Designing Table#

Keywords: AWS, Amazon, Redshift, Design Table

Choose sort key#

关于 sort key 的介绍请参考 Sort Key

首先要知道的是 Redshift 是基于列式存储的. Redshift 在将数据存储到磁盘上时, 会基于 Sort Key 在磁盘上顺序写入. 这相当于时候每个 Table 都有个默认的 sorted index column. 同时 Redshift 由于使用了列式存储, RDBMS 中的那些 index 根本就没有必要, 所以在 Redshift 中没有 Index. 查询性能的优化主要取决于 Sort Key, Distribution Key.

官方文档推荐用以下几个原则来决定哪个 Column 成为 Sort Key:

  • 如果有 datetime column, 并且最近的数据查询的更为频繁, 则果断选择时间列为 sort key.

  • 如果你的 query 会有很多 range query, 选择在 query 中被使用最多的列作为 sort key.

  • 如果你频繁的要 join table, 那么把 join ON column 的列同时作为 sort key 和 distribution key.


Choose Distribution Key and Style#

关于 Distribution key 的介绍请参考 Distribution Key and Style

首先要知道的是 Redshift 是一个分布式系统. 数据需要根据 distribution key 来决定由哪个节点来处理这个数据.

官方文档推荐用以下几个原则来决定哪个 Column 成为 Distribution Key

  1. Distribute the fact table and one dimension table on their common columns.

    Your fact table can have only one distribution key. Any tables that join on another key aren’t collocated with the fact table. Choose one dimension to collocate based on how frequently it is joined and the size of the joining rows.

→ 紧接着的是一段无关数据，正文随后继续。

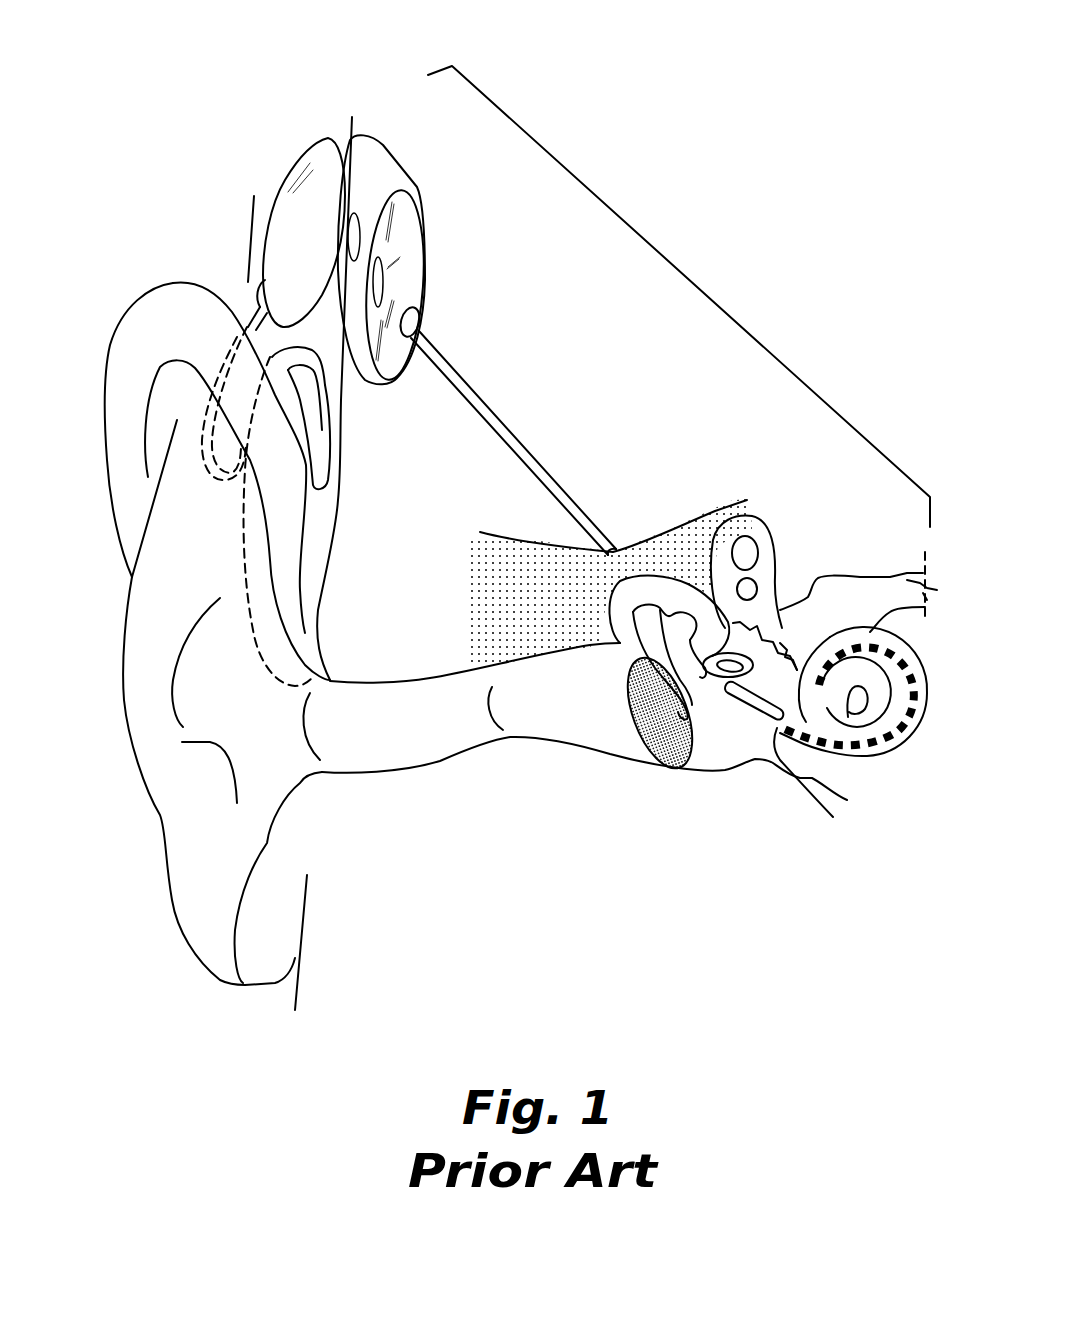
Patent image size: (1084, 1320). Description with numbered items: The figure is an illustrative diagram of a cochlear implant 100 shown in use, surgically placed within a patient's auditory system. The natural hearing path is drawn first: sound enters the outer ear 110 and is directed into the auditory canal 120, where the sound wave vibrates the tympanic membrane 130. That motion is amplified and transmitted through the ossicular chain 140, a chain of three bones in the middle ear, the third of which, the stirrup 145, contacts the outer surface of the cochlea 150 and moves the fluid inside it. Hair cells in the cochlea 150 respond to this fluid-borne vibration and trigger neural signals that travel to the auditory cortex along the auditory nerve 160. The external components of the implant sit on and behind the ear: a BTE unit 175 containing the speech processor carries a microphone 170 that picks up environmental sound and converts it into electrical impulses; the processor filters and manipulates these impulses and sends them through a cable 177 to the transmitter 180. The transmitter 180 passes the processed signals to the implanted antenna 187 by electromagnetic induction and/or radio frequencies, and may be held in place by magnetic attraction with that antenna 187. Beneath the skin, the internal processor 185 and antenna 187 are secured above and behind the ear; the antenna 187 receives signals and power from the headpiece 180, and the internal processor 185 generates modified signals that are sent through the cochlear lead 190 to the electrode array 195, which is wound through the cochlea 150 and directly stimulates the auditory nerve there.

Designate both the dimension table’s primary key and the fact table’s corresponding foreign key as the DISTKEY.

  2. Choose the largest dimension based on the size of the filtered dataset.

    Only the rows that are used in the join need to be distributed, so consider the size of the dataset after filtering, not the size of the table.

  3. Choose a column with high cardinality in the filtered result set.

    If you distribute a sales table on a date column, for example, you should probably get fairly even data distribution, unless most of your sales are seasonal. However, if you commonly use a range-restricted predicate to filter for a narrow date period, most of the filtered rows occur on a limited set of slices and the query workload is skewed.

  4. Change some dimension tables to use ALL distribution.

    If a dimension table cannot be collocated with the fact table or other important joining tables, you can improve query performance significantly by distributing the entire table to all of the nodes. Using ALL distribution multiplies storage space requirements and increases load times and maintenance operations, so you should weigh all factors before choosing ALL distribution.


Choose Best Columnar Compression#

关于 Distribution key 的介绍请参考 Column Compression.